On the top right corner of each plot the user will find the Add to report button and the most recent report selected. Clicking on Add to report button will add the plot to the selected report. The user may select the desired report by clicking on the report name. The user can even create a new report by selecting the Create new report option.

Clicking on Add to report button will add the plot to the end of the selected report. After adding plots to a report, it is important to go to the report to re-position the plots and add relevan information to them.

Plot date range and style

When adding a plot to a report, the current state and configuration of the plot will be kept. This means if the user selects a plot with some specific setup like comparing realized and estimated performance during an specific date range, the same plot style will be kept on the report.

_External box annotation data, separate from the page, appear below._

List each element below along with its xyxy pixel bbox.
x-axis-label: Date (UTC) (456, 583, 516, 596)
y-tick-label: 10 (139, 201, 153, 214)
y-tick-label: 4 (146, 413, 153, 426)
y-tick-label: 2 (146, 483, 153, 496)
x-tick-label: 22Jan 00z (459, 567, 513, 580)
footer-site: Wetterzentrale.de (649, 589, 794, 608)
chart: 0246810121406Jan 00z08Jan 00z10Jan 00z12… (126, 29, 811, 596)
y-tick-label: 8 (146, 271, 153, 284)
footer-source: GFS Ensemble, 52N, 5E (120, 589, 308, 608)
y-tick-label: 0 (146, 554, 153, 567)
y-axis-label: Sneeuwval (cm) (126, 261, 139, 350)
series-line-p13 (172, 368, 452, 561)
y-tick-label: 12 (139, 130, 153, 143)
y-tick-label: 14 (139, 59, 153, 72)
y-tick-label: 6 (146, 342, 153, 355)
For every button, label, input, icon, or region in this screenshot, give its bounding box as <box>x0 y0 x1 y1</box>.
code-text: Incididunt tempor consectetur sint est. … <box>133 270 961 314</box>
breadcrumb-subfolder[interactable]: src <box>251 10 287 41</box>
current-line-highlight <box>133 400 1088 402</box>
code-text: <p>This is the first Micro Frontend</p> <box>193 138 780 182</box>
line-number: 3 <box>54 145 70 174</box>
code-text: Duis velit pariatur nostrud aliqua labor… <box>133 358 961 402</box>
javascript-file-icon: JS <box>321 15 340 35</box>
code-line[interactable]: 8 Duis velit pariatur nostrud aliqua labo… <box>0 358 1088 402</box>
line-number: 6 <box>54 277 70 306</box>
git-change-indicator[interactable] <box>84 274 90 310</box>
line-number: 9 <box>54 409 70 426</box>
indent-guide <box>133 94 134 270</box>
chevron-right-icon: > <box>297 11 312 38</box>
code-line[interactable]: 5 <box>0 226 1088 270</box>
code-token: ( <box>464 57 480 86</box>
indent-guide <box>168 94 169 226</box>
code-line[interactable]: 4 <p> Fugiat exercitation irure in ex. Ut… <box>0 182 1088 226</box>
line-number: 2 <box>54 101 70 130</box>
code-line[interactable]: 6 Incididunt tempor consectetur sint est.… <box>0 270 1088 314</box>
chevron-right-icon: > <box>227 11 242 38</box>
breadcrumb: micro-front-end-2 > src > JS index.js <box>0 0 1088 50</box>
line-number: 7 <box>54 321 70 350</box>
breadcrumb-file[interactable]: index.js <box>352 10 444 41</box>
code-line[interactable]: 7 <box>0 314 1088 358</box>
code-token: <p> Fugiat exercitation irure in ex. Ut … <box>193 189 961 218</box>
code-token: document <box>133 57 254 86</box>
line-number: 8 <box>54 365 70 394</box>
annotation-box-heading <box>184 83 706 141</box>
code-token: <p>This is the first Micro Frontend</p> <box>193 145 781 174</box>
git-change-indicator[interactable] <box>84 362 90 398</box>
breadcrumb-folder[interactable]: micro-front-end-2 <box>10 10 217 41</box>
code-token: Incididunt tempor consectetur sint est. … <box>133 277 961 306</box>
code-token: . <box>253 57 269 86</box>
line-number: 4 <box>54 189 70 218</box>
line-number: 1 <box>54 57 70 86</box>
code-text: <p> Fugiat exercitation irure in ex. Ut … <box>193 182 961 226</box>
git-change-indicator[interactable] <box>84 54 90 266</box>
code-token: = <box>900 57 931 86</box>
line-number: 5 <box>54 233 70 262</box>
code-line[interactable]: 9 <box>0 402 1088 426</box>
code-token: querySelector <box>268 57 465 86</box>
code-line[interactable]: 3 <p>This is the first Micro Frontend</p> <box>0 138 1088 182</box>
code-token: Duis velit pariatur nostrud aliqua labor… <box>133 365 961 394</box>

After clicking on Add to report button, a toast will inform the user that the plot was added to the selected report.

Adding a plot to a report with date range

If the selected report is composed of all data, the Added plot will keep its selected date range, as in the previous example. But if you add a plot to a report with a selected date range. The plot will follow first the report date range, second the original plot date range. This means that only the overlapping date range will be displayed.

If there is no overlap between the plot and report, the plot will be empty.

Plot on Performance Monitoring dashboard
The same plot added to the Report 1
Original plot ranges from Dec 2018 to May 2019
When added to a report with a date range, just the overlap is displayed
The plot data ended on May 2019, adding it to a weekly report (Oct 2024) displays no data.